The study appears October 14 in EClinicalMedicine, a new online open-access journal published by The Lancet.
“Adding these two measures of kidney disease, which are frequently available from blood and urine tests at checkups, allows potentially big improvements in the accuracy of a patient’s risk estimates—improvements that should in turn enable doctors to optimize patient care,” says study co-first author Kunihiro Matsushita, MD, an associate professor in the Bloomberg School’s Department of Epidemiology.
“This is a big deal—an estimated ten percent of the United States adult population has kidney disease and potentially would benefit from improved care if this new tool is adopted,” says co-last author Josef Coresh, MD, George W. Comstock Professor in the Department of Epidemiology at the Bloomberg School.
The other co-first author was Simerjot Jassal, MD, of the University of California, San Diego, and the other co-last author was Elke Schaeffner, MD, of Charité University Hospital Berlin. Shoshana Ballew, Ph.D., assistant scientist in the Bloomberg School’s Department of Epidemiology, helped coordinate the data-gathering. In all, the study included more than 50 researchers.
The reduction of kidney function in CKD can lead to higher blood pressure as well as hormonal and other chemical imbalances, and these in turn promote the narrowing of arteries that supply the heart muscle—conditions known as atherosclerosis and arteriolosclerosis. The American Heart Association and the American College of Cardiology, in their guidelines for physicians, already list CKD as a “risk enhancer” for atherosclerotic cardiovascular disease, but without a specific tool that quantifies the added risk as part of the standard risk calculator.
Since 2009, Coresh, Matsushita, and colleagues have been assembling a large, international database of CKD patients and healthy adults, under a collaboration known as the CKD Prognosis Consortium. For the new study, they analyzed a portion of this database, covering 4.1 million adults around the world, to develop algorithms that estimate cardiovascular disease risk using standard measures plus the two kidney-disease measures. They then validated the accuracy of their algorithms using further samples covering 4.9 million adults.
The two kidney disease measures, estimated glomerular filtration rate and urine albumin, respectively, indicate the kidneys’ blood-filtering efficiency and the level of an essential protein called albumin that the kidneys normally would filter out of the urine.
The researchers incorporated these measures in a ‘CKD patch’ to the standard cardiovascular disease-risk estimation algorithm developed by the American Heart Association and the American College of Cardiology. They found that for adults who had results on these kidney- disease tests indicating CKD, the addition of these measures via the CKD patch significantly improved the estimated 10-year risks of atherosclerotic cardiovascular disease.
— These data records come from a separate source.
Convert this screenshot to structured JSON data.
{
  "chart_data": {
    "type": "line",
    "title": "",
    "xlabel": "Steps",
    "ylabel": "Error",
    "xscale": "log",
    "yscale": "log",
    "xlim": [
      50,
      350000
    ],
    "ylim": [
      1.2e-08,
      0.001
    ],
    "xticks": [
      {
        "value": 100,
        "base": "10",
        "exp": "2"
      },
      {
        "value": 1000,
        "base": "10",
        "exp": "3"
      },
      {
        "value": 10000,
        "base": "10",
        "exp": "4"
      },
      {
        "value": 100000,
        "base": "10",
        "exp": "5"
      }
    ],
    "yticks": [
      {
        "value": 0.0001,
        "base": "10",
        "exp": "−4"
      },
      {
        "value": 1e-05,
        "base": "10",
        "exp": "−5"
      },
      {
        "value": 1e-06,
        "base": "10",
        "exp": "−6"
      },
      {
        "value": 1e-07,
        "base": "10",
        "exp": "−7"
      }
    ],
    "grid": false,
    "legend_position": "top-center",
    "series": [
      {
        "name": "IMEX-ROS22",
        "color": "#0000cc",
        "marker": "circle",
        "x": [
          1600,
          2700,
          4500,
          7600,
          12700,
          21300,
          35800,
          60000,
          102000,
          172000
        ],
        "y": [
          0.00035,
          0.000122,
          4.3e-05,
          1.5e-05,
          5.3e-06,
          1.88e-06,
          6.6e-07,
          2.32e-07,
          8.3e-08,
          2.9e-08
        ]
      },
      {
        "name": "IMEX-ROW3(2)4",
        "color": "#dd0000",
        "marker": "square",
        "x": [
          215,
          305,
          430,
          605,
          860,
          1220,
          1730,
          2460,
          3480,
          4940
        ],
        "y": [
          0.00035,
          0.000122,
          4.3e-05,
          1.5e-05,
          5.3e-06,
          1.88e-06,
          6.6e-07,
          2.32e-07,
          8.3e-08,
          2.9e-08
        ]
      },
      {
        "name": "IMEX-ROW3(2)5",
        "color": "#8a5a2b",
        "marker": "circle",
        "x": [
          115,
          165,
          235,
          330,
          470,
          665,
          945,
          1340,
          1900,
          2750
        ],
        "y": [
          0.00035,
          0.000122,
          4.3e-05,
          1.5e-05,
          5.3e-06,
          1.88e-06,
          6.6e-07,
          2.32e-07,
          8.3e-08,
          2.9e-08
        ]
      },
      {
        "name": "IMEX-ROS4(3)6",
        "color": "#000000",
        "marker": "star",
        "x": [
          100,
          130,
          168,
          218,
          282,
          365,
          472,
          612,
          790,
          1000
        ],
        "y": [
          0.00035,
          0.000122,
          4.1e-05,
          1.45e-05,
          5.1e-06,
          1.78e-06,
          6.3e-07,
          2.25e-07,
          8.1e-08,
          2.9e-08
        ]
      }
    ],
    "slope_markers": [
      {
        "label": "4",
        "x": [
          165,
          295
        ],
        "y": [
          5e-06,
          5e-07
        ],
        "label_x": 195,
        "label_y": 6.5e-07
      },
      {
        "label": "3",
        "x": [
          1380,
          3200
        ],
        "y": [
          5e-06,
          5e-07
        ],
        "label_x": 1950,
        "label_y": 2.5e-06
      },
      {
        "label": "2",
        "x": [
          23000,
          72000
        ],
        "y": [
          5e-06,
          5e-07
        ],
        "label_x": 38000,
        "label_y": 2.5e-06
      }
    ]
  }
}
For example, for patients with ‘very high-risk’ CKD, the estimated 10-year chances of developing atherosclerotic cardiovascular disease were a median of 1.55 times higher than estimates without the CKD patch, while the figures were a median of 1.24 times higher for “high-risk” CKD patients.
The researchers’ CKD patch for the standard European 10-year cardiovascular disease mortality risk estimator also boosted estimated risks, by a median of 2.64 times in very high-risk CKD patients, and 1.86 times in high-risk CKD patients.
“These results suggest that doctors have tended to underestimate cardiovascular disease risks in kidney disease patients,” Matsushita says.
The researchers hope that their CKD patches will be adopted widely, enabling more accurate assessments of cardiovascular disease and related mortality risks—which in turn should result in better preventive care including the use of statins and other interventions to ward off cardiovascular disease.
“We also hope that the availability and value of these new algorithms will encourage doctors to order estimated glomerular filtration rate and urine albumin tests for their patients more often,” Coresh says.